Conforme apurado pela mídia local, o rapaz alega que trafegava em uma motocicleta XT600 pela estrada de chão, quando, surpreendentemente, surgiu uma onça em sua frente e saltou contra a motocicleta em uma tentativa de ataque. De imediato, atropelou o animal, que foi atingido pela própria motocicleta.

Ele teve escoriações leves, foi socorrido por populares e levado ao hospital da região.

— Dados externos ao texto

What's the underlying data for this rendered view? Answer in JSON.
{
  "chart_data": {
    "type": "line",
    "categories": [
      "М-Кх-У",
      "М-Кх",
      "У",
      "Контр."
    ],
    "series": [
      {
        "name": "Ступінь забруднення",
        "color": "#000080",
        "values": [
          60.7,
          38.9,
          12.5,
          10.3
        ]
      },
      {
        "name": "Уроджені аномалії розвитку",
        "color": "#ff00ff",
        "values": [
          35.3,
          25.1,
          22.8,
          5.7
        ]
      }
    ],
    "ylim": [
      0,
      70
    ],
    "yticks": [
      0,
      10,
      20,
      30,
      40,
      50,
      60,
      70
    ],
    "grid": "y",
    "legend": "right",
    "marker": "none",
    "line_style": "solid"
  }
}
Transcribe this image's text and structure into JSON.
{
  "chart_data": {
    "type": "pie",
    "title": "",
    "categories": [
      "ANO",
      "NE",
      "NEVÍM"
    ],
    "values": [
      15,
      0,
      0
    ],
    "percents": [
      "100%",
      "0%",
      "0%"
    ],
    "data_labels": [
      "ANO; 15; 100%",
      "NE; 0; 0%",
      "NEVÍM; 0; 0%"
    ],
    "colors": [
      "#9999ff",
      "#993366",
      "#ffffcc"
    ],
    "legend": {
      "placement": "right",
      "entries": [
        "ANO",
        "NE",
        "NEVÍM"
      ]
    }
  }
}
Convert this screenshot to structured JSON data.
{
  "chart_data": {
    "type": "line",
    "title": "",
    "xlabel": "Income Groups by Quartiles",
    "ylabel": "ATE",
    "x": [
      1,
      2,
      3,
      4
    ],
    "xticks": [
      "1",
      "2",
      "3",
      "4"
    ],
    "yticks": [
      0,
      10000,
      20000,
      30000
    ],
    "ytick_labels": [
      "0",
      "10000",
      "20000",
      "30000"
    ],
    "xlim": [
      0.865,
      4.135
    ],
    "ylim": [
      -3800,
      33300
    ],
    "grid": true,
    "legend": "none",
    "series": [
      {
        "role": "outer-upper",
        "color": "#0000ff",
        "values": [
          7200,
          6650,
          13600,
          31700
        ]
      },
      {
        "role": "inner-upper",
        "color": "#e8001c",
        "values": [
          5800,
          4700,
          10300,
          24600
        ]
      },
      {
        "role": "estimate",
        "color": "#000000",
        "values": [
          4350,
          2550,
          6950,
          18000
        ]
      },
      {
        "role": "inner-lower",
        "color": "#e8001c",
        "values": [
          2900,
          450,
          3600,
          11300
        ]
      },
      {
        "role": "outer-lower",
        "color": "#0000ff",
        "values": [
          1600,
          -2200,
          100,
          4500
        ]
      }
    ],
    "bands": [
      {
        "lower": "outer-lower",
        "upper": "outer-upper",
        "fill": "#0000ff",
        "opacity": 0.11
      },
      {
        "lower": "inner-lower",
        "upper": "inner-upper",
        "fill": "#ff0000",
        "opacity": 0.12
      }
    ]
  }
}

Sua moto foi retirada e transportada por conhecidos.

A onça não resistiu ao impacto e faleceu no local do acidente. Veja o vídeo:

O caso alerta para a presença de animais silvestres na região e reforça a necessidade de atenção redobrada ao trafegar em áreas rurais.

OUTRO CASO

Uma onça-pintada matou uma cachorrinha, em 22 de abril de 2026, em uma residência localizada na rua Marechal Floriano, em Corumbá, município localizado a 416 quilômetros de Campo Grande. 

A dona da casa, Claudia Helena Pereira Duarte, acordou com barulhos e presenciou o momento em que a cadela enfrentava a onça na varanda da casa. A onça matou a cadelinha com uma mordida no pescoço.

É a segunda vez que o animal silvestre aparece na residência. A primeira foi em junho de 2025.